Microsoft has released an advisory regarding an issue that affects customers using Microsoft Windows Vista, Windows Server 2008, Microsoft Office 2003 through 2010, and all supported versions of Lync.
The company said that it was aware of targeted attacks “largely in the Middle East and South Asia” against older software and the exploit requires user interaction as the attack is disguised as an email requesting potential targets to open a specially crafted Word attachment.
“If the attachment is opened or previewed, it attempts to exploit the vulnerability using a malformed graphics image embedded in the document,” said Dustin Childs, group manager of response communications at Microsoft Trustworthy Computing. “An attacker who successfully exploited the vulnerability could gain the same user rights as the logged on user.”
He said that an update to address this issue is being worked on, but it encouraged users to deploy a Fix it from the advisory. Childs said: “We are monitoring the threat landscape very closely and will continue to take appropriate action to help protect customers.”
Wolfgang Kandek, CTO of Qualys, said that the vulnerability is in the TIFF graphics format and Microsoft’s Fix-It turns off TIFF rendering in the affected graphics library, which should have no impact if you are not working with TIFF format files on a regular basis.

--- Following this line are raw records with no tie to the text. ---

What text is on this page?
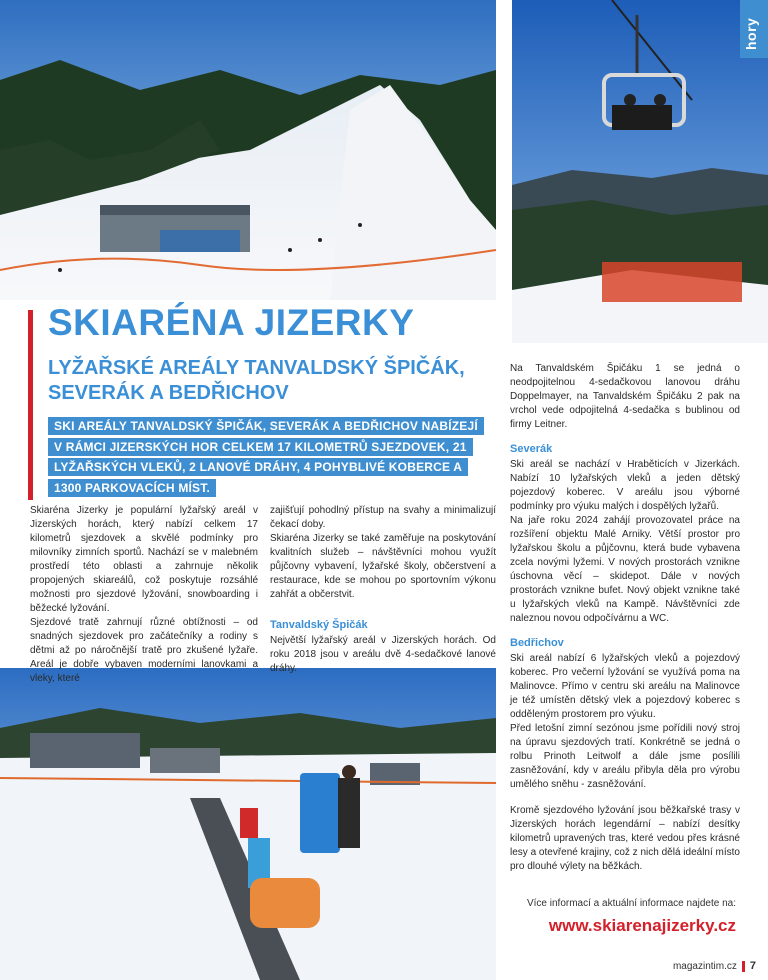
hory
SKIARÉNA JIZERKY
LYŽAŘSKÉ AREÁLY TANVALDSKÝ ŠPIČÁK, SEVERÁK A BEDŘICHOV
SKI AREÁLY TANVALDSKÝ ŠPIČÁK, SEVERÁK A BEDŘICHOV NABÍZEJÍ V RÁMCI JIZERSKÝCH HOR CELKEM 17 KILOMETRŮ SJEZDOVEK, 21 LYŽAŘSKÝCH VLEKŮ, 2 LANOVÉ DRÁHY, 4 POHYBLIVÉ KOBERCE A 1300 PARKOVACÍCH MÍST.

Skiaréna Jizerky je populární lyžařský areál v Jizerských horách, který nabízí celkem 17 kilometrů sjezdovek a skvělé podmínky pro milovníky zimních sportů. Nachází se v malebném prostředí této oblasti a zahrnuje několik propojených skiareálů, což poskytuje rozsáhlé možnosti pro sjezdové lyžování, snowboarding i běžecké lyžování.

Sjezdové tratě zahrnují různé obtížnosti – od snadných sjezdovek pro začátečníky a rodiny s dětmi až po náročnější tratě pro zkušené lyžaře. Areál je dobře vybaven moderními lanovkami a vleky, které

zajišťují pohodlný přístup na svahy a minimalizují čekací doby.

Skiaréna Jizerky se také zaměřuje na poskytování kvalitních služeb – návštěvníci mohou využít půjčovny vybavení, lyžařské školy, občerstvení a restaurace, kde se mohou po sportovním výkonu zahřát a občerstvit.

Tanvaldský Špičák

Největší lyžařský areál v Jizerských horách. Od roku 2018 jsou v areálu dvě 4-sedačkové lanové dráhy.

Na Tanvaldském Špičáku 1 se jedná o neodpojitelnou 4-sedačkovou lanovou dráhu Doppelmayer, na Tanvaldském Špičáku 2 pak na vrchol vede odpojitelná 4-sedačka s bublinou od firmy Leitner.

Severák

Ski areál se nachází v Hraběticích v Jizerkách. Nabízí 10 lyžařských vleků a jeden dětský pojezdový koberec. V areálu jsou výborné podmínky pro výuku malých i dospělých lyžařů.

Na jaře roku 2024 zahájí provozovatel práce na rozšíření objektu Malé Arniky. Větší prostor pro lyžařskou školu a půjčovnu, která bude vybavena zcela novými lyžemi. V nových prostorách vznikne úschovna věcí – skidepot. Dále v nových prostorách vznikne bufet. Nový objekt vznikne také u lyžařských vleků na Kampě. Návštěvníci zde naleznou novou odpočívárnu a WC.

Bedřichov

Ski areál nabízí 6 lyžařských vleků a pojezdový koberec. Pro večerní lyžování se využívá poma na Malinovce. Přímo v centru ski areálu na Malinovce je též umístěn dětský vlek a pojezdový koberec s odděleným prostorem pro výuku.

Před letošní zimní sezónou jsme pořídili nový stroj na úpravu sjezdových tratí. Konkrétně se jedná o rolbu Prinoth Leitwolf a dále jsme posílili zasněžování, kdy v areálu přibyla děla pro výrobu umělého sněhu - zasněžování.

Kromě sjezdového lyžování jsou běžkařské trasy v Jizerských horách legendární – nabízí desítky kilometrů upravených tras, které vedou přes krásné lesy a otevřené krajiny, což z nich dělá ideální místo pro dlouhé výlety na běžkách.

Více informací a aktuální informace najdete na:
www.skiarenajizerky.cz
magazintim.cz 7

“The listed software packages are not vulnerable under all conditions, so it is important that you take a look at your installed base and your possible exposure for the next couple of weeks into December,” he said.
“Given the close date of the next Patch Tuesday for November, we don’t believe that we can count on a patch arriving in time; we will probably have to wait until December, which makes your planning for a work-around even more important.”